Ken Hornstein wrote:
Thanks for the reply. Your suggestions are good ones and I'll give them a shot. I guess I get to learn a lot more about building NetBSD than I originally anticipated. :-)So at a first glance I would say that the problem is with the process that builds the ramdisk image, since from the errors you post it looks like you have a corrupted ramdisk image. It might be useful to go to src/distrib/evbarm/instkernel and run nbmake-evbarm (from tools/bin) and watch very carefully the process where the ramdisk is created; the key tool is makefs (nbmakefs in tools/bin). I would guess that there is a problem with this tool under Cygwin. You could set some bits in the debug mask and run it by hand to perhaps glean some insight. At the very worst, you might have to hunker down with the makefs sources and figure out what's wrong, if you really want to solve it. You could always take the ramdisk.fs image from the Linux system and use it on the Cygwin system; the only problem is that from what I see the ramdisk filesystem is always rebuilt by default. It looks like there is some logic in the Makefile to prevent that, but I'm not sure if it's disabled or simply not working; you might have to do some hacking around to get it to always use your prebuilt ramdisk image. --Ken
The fact that there is a problem like this surprises me a little, since Cygwin has been around a long time and is relatively mature. Of course, Cygwin has always had to deal with the Unix/Windows incompatibilities like upper-case/lower-case file names. I had (or still have) a fear that I did something like unintentionally edit a file with a Windows program that would put a <CR> into a file that is the cause a problem. But I haven't found anything like that yet. I did copy the src tree from Win to Linux to insure that the kernels were built from the same source - the only thing I found was a directory on the Win side that was upper-case letters (DB vs db).

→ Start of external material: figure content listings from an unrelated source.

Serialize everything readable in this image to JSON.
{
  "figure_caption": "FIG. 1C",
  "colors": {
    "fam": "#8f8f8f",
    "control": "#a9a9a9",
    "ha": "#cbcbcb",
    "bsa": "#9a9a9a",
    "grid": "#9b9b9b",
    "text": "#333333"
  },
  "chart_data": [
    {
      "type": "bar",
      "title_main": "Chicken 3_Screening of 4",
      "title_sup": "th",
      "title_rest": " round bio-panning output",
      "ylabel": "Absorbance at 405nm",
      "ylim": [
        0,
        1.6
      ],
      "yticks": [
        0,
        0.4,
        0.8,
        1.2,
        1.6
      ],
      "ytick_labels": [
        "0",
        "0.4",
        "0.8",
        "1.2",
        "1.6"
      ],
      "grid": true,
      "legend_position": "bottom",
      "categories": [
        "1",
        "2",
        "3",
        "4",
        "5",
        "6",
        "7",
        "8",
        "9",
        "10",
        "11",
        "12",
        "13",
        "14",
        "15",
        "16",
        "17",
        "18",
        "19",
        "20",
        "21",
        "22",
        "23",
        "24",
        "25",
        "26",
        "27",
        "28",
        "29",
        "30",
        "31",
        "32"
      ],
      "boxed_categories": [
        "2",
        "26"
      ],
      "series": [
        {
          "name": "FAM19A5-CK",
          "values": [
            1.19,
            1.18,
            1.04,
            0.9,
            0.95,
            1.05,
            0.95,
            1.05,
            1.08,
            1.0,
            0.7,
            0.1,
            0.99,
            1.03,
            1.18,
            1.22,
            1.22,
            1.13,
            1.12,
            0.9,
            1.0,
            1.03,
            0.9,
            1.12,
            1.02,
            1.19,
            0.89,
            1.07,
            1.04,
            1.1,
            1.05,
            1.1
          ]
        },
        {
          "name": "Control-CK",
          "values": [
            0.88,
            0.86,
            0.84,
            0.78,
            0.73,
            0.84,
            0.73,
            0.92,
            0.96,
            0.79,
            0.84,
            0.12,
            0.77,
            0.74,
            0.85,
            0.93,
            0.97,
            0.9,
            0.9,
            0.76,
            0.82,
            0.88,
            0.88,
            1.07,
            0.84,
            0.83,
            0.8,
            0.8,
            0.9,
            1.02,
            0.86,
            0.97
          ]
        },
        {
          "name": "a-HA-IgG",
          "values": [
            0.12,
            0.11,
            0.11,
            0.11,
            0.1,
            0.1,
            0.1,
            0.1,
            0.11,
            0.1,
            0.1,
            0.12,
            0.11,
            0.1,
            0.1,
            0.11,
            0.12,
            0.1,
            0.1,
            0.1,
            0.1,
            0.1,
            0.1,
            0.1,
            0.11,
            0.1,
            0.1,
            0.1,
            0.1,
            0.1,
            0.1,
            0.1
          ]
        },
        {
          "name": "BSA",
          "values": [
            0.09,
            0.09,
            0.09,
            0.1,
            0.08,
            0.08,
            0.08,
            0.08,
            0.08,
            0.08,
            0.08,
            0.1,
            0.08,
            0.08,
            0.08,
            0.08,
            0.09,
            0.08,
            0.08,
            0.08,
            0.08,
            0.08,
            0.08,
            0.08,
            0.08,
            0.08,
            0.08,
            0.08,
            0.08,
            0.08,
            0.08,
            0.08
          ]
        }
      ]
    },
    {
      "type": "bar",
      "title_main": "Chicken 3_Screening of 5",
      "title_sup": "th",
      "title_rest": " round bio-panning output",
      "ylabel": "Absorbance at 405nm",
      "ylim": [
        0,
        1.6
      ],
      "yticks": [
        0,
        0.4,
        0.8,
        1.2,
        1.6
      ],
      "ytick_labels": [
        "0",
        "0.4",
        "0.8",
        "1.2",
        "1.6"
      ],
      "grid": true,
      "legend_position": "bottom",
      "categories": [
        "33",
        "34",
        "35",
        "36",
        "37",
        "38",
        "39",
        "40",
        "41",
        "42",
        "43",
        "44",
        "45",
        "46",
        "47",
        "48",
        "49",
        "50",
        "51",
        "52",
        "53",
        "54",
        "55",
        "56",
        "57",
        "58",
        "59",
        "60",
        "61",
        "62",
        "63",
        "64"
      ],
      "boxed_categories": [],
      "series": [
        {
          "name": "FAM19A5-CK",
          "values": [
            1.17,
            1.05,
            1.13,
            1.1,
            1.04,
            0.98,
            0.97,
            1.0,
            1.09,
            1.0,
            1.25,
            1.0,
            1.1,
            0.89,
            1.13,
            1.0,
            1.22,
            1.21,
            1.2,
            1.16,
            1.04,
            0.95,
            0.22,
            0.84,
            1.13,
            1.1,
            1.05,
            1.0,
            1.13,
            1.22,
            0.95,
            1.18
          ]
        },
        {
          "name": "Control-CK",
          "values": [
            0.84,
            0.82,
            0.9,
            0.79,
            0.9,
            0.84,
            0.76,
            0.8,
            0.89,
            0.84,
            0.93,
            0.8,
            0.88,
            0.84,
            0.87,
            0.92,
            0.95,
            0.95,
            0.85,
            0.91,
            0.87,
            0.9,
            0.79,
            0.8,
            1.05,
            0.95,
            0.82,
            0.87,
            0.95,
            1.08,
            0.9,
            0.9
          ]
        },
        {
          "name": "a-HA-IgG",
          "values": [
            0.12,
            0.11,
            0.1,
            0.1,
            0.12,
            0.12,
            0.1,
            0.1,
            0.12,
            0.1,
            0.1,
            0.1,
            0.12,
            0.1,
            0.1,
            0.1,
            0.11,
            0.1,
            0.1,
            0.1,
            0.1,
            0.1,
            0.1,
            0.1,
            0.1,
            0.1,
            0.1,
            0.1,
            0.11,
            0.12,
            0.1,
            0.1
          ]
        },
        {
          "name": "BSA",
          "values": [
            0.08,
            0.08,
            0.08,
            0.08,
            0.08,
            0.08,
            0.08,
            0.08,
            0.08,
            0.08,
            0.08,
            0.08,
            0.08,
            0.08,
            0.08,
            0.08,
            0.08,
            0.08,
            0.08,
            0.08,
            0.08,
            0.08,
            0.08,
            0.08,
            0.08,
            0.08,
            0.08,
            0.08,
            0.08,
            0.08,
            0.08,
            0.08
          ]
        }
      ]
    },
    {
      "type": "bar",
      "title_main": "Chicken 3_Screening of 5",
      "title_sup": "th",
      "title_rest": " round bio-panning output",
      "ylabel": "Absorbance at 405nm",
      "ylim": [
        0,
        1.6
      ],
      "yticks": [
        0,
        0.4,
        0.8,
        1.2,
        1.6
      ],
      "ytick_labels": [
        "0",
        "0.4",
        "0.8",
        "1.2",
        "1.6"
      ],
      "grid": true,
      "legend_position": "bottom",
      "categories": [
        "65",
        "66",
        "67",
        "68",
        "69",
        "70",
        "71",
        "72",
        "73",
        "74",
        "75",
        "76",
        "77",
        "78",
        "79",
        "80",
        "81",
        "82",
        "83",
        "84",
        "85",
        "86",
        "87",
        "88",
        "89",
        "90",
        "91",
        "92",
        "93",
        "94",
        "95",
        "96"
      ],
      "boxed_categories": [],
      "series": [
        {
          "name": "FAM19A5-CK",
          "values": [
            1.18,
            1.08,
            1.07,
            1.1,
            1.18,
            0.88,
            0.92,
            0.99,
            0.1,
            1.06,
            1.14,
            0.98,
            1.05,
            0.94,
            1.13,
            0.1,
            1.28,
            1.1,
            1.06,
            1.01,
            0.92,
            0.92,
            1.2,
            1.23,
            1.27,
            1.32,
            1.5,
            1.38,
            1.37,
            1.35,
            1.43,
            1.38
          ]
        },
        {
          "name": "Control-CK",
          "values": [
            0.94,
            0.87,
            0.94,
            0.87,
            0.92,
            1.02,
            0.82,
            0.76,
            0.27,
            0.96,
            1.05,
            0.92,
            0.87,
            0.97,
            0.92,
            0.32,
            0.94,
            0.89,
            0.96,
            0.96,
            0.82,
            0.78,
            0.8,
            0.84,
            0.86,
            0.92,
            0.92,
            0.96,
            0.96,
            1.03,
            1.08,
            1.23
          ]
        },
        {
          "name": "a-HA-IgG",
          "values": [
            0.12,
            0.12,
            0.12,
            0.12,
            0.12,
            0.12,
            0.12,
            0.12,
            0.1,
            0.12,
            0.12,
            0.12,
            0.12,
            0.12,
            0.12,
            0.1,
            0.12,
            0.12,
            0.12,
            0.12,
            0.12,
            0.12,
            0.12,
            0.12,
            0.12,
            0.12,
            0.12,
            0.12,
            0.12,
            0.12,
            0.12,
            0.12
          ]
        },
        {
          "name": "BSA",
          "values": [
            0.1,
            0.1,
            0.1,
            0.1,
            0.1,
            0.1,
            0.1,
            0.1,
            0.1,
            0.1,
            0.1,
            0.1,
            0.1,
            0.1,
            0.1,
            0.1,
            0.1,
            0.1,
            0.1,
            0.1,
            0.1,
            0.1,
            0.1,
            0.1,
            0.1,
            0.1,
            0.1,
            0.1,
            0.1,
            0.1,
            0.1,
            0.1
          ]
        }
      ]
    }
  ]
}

A cursory byte-for-byte comparison of the two ramdisk.fs files shows that they are mostly the same, but not identical. It's difficult to draw many conclusions without detailed knowledge of the file structure, but there were two easily spotted differences. The first is a frequently occuring four byte sequence that is close but not exactly the same, which I'm guessing is a date code. The second is that the apparent meat of the memory disk starts 512 bytes sooner in the Cygwin version. If this rings a bell with anybody, please let me know.
Otherwise, I suppose I'll put away this tiny little shovel I have and go out and rent me a backhoe, because I have some serious digging to do.